Note that a value of 0 could be interpreted to mean that no Bloom filter is present in the hash section. However, the GNU linkers do not do this — the GNU hash section always includes at least 1 mask word.
Bloom filter中掩码个数, 每个掩码可以为32位大小, 或者64位大小
shift2
A shift count used by the Bloom filter.
另一个hash函数
Bloom Filter(32位大小)
GNU_HASH sections contain a Bloom filter. This filter is used to rapidly reject attempts to look up symbols that do not exist in the object. The Bloom filter words are 32-bit for ELFCLASS32 objects, and 64-bit for ELFCLASS64.
Bloom filter中的掩码
Hash Buckets(32位大小)
An array of nbuckets 32-bit hash buckets
hash 桶
Hash Values(32位大小)
An array of (dynsymcount - symndx) 32-bit hash chain values, one per symbol from the second part of the dynamic symbol table.
hash 值, 需要计算, 下文会有具体计算方法
查看 .gnu.hash 结构, 使用 hexdump 或者 gdb 都可以查看.
➜ elf hexdump -s 0x0001ac -n 32 -e '4/4 "%04X " " | "' -e '16/1 "%_p" "\n"' test
0002 0004 0001 0005 | ................
20002000 0000 0004 C0E34BAD | . . .........K..
gdb-peda$ x/8w 0x080481ac
0x80481ac: 0x2 0x5 0x1 0x5
0x80481bc: 0x20002000 0x0 0x5 0xc0e34bad
查看动态符号表
➜ elf readelf --dyn-syms test
Symbol table '.dynsym' contains 6 entries:
Num: Value Size Type Bind Vis Ndx Name
0: 00000000 0 NOTYPE LOCAL DEFAULT UND
1: 00000000 0 FUNC GLOBAL DEFAULT UND malloc@GLIBC_2.0 (2)

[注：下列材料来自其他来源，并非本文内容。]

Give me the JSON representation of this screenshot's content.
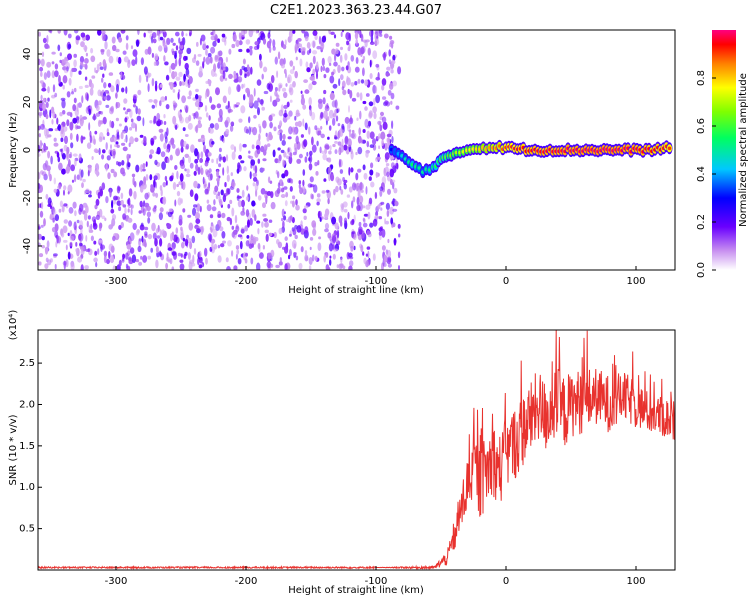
{
  "title": "C2E1.2023.363.23.44.G07",
  "chart_data": [
    {
      "type": "heatmap",
      "xlabel": "Height of straight line (km)",
      "ylabel": "Frequency (Hz)",
      "xlim": [
        -360,
        130
      ],
      "ylim": [
        -50,
        50
      ],
      "xticks": [
        -300,
        -200,
        -100,
        0,
        100
      ],
      "yticks": [
        -40,
        -20,
        0,
        20,
        40
      ],
      "noise_region": {
        "x": [
          -360,
          -82
        ],
        "y": [
          -50,
          50
        ]
      },
      "signal_track": [
        {
          "x": -88,
          "y": 0,
          "z": 0.3
        },
        {
          "x": -80,
          "y": -3,
          "z": 0.45
        },
        {
          "x": -72,
          "y": -6,
          "z": 0.55
        },
        {
          "x": -64,
          "y": -9,
          "z": 0.5
        },
        {
          "x": -56,
          "y": -7,
          "z": 0.55
        },
        {
          "x": -50,
          "y": -4,
          "z": 0.6
        },
        {
          "x": -44,
          "y": -3,
          "z": 0.65
        },
        {
          "x": -38,
          "y": -1,
          "z": 0.7
        },
        {
          "x": -30,
          "y": 0,
          "z": 0.75
        },
        {
          "x": -20,
          "y": 1,
          "z": 0.8
        },
        {
          "x": -10,
          "y": 1,
          "z": 0.85
        },
        {
          "x": 0,
          "y": 1,
          "z": 0.9
        },
        {
          "x": 20,
          "y": 0,
          "z": 0.95
        },
        {
          "x": 50,
          "y": 0,
          "z": 0.97
        },
        {
          "x": 80,
          "y": 0,
          "z": 0.98
        },
        {
          "x": 110,
          "y": 0,
          "z": 0.95
        },
        {
          "x": 128,
          "y": 1,
          "z": 0.9
        }
      ],
      "colorbar": {
        "label": "Normalized spectral amplitude",
        "range": [
          0,
          1
        ],
        "ticks": [
          "0.0",
          "0.2",
          "0.4",
          "0.6",
          "0.8"
        ]
      }
    },
    {
      "type": "line",
      "xlabel": "Height of straight line (km)",
      "ylabel": "SNR (10 * v/v)",
      "scale_label": "(x10⁴)",
      "xlim": [
        -360,
        130
      ],
      "ylim": [
        0,
        2.9
      ],
      "xticks": [
        -300,
        -200,
        -100,
        0,
        100
      ],
      "yticks": [
        0.5,
        1.0,
        1.5,
        2.0,
        2.5
      ],
      "series": [
        {
          "color": "#e8322e",
          "x": [
            -360,
            -300,
            -200,
            -100,
            -55,
            -45,
            -40,
            -35,
            -30,
            -25,
            -20,
            -15,
            -10,
            -5,
            0,
            5,
            10,
            15,
            20,
            25,
            30,
            35,
            40,
            45,
            50,
            60,
            70,
            80,
            90,
            100,
            110,
            120,
            130
          ],
          "y": [
            0.03,
            0.03,
            0.03,
            0.03,
            0.03,
            0.15,
            0.4,
            0.7,
            1.0,
            1.25,
            1.05,
            1.2,
            1.35,
            1.2,
            1.4,
            1.5,
            1.6,
            1.75,
            1.85,
            2.0,
            1.85,
            1.95,
            2.0,
            1.9,
            2.0,
            2.05,
            2.1,
            2.0,
            2.1,
            2.0,
            1.9,
            1.85,
            1.8
          ],
          "noise_amplitude": [
            0.0,
            0.0,
            0.0,
            0.0,
            0.02,
            0.1,
            0.2,
            0.3,
            0.35,
            0.4,
            0.45,
            0.45,
            0.45,
            0.45,
            0.45,
            0.45,
            0.45,
            0.45,
            0.45,
            0.45,
            0.45,
            0.45,
            0.45,
            0.45,
            0.4,
            0.4,
            0.35,
            0.35,
            0.3,
            0.3,
            0.25,
            0.25,
            0.25
          ]
        }
      ]
    }
  ]
}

2: 00000000 0 FUNC GLOBAL DEFAULT UND puts@GLIBC_2.0 (2)
3: 00000000 0 NOTYPE WEAK DEFAULT UND __gmon_start__
4: 00000000 0 FUNC GLOBAL DEFAULT UND __libc_start_main@GLIBC_2.0 (2)
5: 0804851c 4 OBJECT GLOBAL DEFAULT 15 _IO_stdin_used
对应说明, nbuckets == 2 表明有两个 dynsym 需要hash, symndx == 5 表明第1个需要hash的dymsym 的 num == 4, maskwords == 1 表明有 1 个 Bloom filter 掩码, shift2 == 5 表明另一个 hash 函数为 >>5 (查看 Bloom filter 算法结构定义, 这里使用了k = 2 个 hash 函数, 同时设置 hash 值对应位置为 1, 防止误判)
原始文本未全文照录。